GPU Acceleration of Sparse Fully Homomorphic Encrypted DNNs
This work addresses the computational bottleneck of matrix multiplication in FHE-based DNNs for practitioners needing efficient encrypted inference.
The authors propose a GPU-accelerated sparse matrix multiplication method for fully homomorphic encrypted deep neural networks, achieving up to 3.0× speedup over CPU and reducing time complexity from cubic to semi-linear.
Fully homomorphic encryption (FHE) has recently attracted significant attention as both a cryptographic primitive and a systems challenge.

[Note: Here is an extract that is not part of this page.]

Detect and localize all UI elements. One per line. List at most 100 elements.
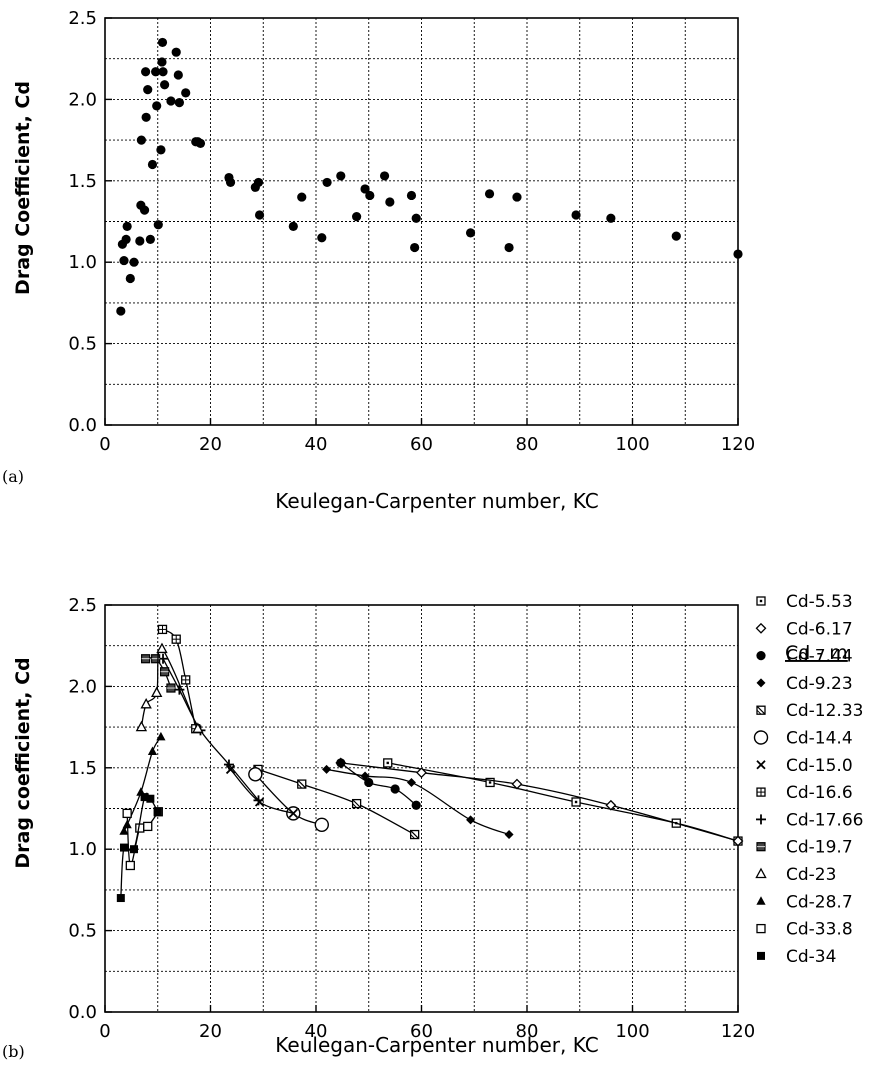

Given the latest advances in accelerated computing, FHE presents a promising opportunity for progress, with applications ranging from machine learning to information security. We target the most computationally intensive operation in deep neural networks from a hardware perspective, matrix multiplication (matmul), and adapt it for execution on AMD GPUs. We propose a new optimized method that improves the runtime and complexity of ciphertext matmul by using FIDESlib, a recent open-source FHE library designed specifically for GPUs. By exploiting sparsity in both operands, our sparse matmul implementation outperforms its CPU counterpart by up to $3.0\times$ and reduces the time complexity from cubic to semi-linear, demonstrating an improvement over existing FHE matmul implementations.